CHP Genel Başkanı Kemal Kılıçdaroğlu, "Ülkücü kardeşlerime sesleniyorum, lafla milliyetçilik olmaz" demiş.

Sosyalist Enternasyonal üyesi CHP’nin Genel Başkanı, ülkücülere milliyetçilik dersi vermeye kalkarsa ne olur?!

En hafifinden ayıp olur.

Solun marjinal renklerine partisinin temsil noktalarını açan, ayrılıkçı etnik siyaseti meşrulaştırmak için elinden geleni yapan bir anlayış milliyetçilik adına ahkam kesiyor.

Komik !

HDP ile fikir ve eylem birliği yapmak siyasetin çıkmazıdır.

CHP çıkmazda.

Böyle bir siyaset her kurum ve kuruluş için meşruiyetin tahribi demektir.

Vatanın bölünmez bütünlüğünü göz ardı eden ve ne olursa olsun hükümetin tasfiyesini amaçlayarak körleşen telakki her şeyi konuşabilir ama milliyetçiliği asla!

CHP, marjinal solun hamiliği vasfını(!) üstünden atamıyor.

Sadece şimdi değil, ortanın solu kavramını icat ettiği zamandan bu yana CHP, bir tür Kerensky sendromu yaşıyor.

Kerensky’i de kim ?

1917 Mart devriminde Rusya’da başbakan olmuş, sonra ekim devrimine direnemeyerek ülkeyi terk etmiş bir Rus sosyalist. Kerensky sendromu işte tam bu olayda ortaya çıkıyor. İzahı şudur :İktidara sosyal demokratlar gelirse, sonunda ülke komünistlerin eline düşer.

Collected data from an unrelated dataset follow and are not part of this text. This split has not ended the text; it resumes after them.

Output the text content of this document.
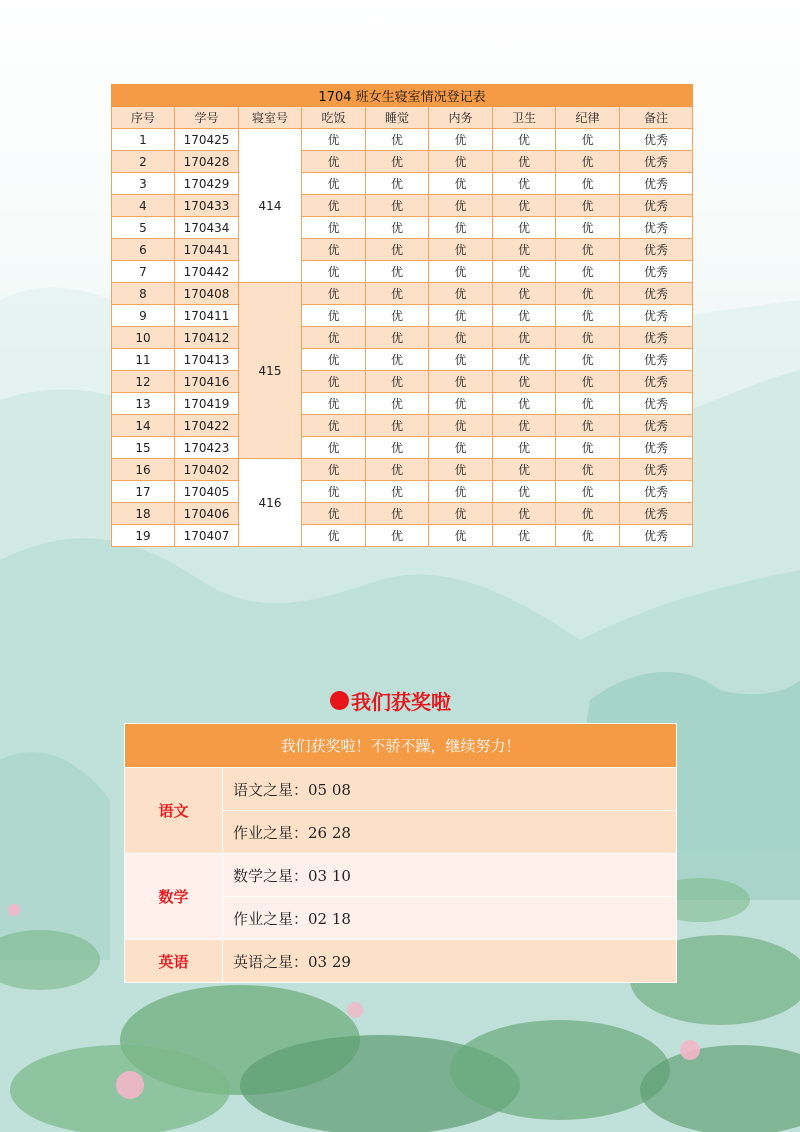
1704 班女生寝室情况登记表								
序号	学号	寝室号	吃饭	睡觉	内务	卫生	纪律	备注
1	170425	414	优	优	优	优	优	优秀
2	170428		优	优	优	优	优	优秀
3	170429		优	优	优	优	优	优秀
4	170433		优	优	优	优	优	优秀
5	170434		优	优	优	优	优	优秀
6	170441		优	优	优	优	优	优秀
7	170442		优	优	优	优	优	优秀
8	170408	415	优	优	优	优	优	优秀
9	170411		优	优	优	优	优	优秀
10	170412		优	优	优	优	优	优秀
11	170413		优	优	优	优	优	优秀
12	170416		优	优	优	优	优	优秀
13	170419		优	优	优	优	优	优秀
14	170422		优	优	优	优	优	优秀
15	170423		优	优	优	优	优	优秀
16	170402	416	优	优	优	优	优	优秀
17	170405		优	优	优	优	优	优秀
18	170406		优	优	优	优	优	优秀
19	170407		优	优	优	优	优	优秀
我们获奖啦
我们获奖啦！不骄不躁，继续努力！	
语文	语文之星：05 08
	作业之星：26 28
数学	数学之星：03 10
	作业之星：02 18
英语	英语之星：03 29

Kerensky, sosyal demokrattır ama öyle hatalar yapıyor ki Rusya komünistlerin eline geçiyor ; Rusya’dan kaçınca yaşamını Amerika’da sürdürüyor, ardında bir kızıl çarlık rejimi bırakarak.

Kerensky sendromu ve HDP ile iş birliği !

HDP ile yürümek ve milliyetçilik üzerinden ders vermeye kalkmak.

Milliyetçilik siyaset okulunun yakınından geçmemişler için ne büyük çelişki.

Yüz yıllık siyaset deneyi, iki bin yıllık tarihi şuur, elli yıllık birebir tecrübe ile milliyetçilerin kimseden ders almaya ihtiyacı yoktur. Çünkü ellerinde kale gibi Dokuz Işık Doktrini ve önlerinde milletin mutluluğu ve devletin bekası için çalışan kararlı bir lider var.

O Dokuz Işık Doktrini ki, CHP’nin İzmir adayının babası tarafından suç unsuru olarak telakki edilmiş ve C-5’lerin gölgesinde tarihin kürsüsünden kaldırılmak istenmiştir.

Sayın Kılıçdaroğlu’nun "Hiçbir suçu yok, kamu görevlisiydi, başarılı bir hukukçuydu" diye övdüğü Nurettin Soyer’in Dokuz Işığı tahrif etmeye çalışarak, kelimelere insafsız anlamlar yükleyerek hazırladığı iddianame hukuk tarihine yüz karası bir metin olarak geçmiştir.

Alparslan Türkeş’in mahkemede yerden yere vurduğu, "Bizi bu paçavrayla mı asacaksınız?" diye fırlatıp attığı iddianame, baştan başa milliyetçiliğin mahkumiyeti amacını taşımaktadır.

Nurettin Soyer’i savunmak ve oğlunu İzmir’e aday yapmak, açıkça milliyetçiliğe karşı olmak anlamına gelmektedir.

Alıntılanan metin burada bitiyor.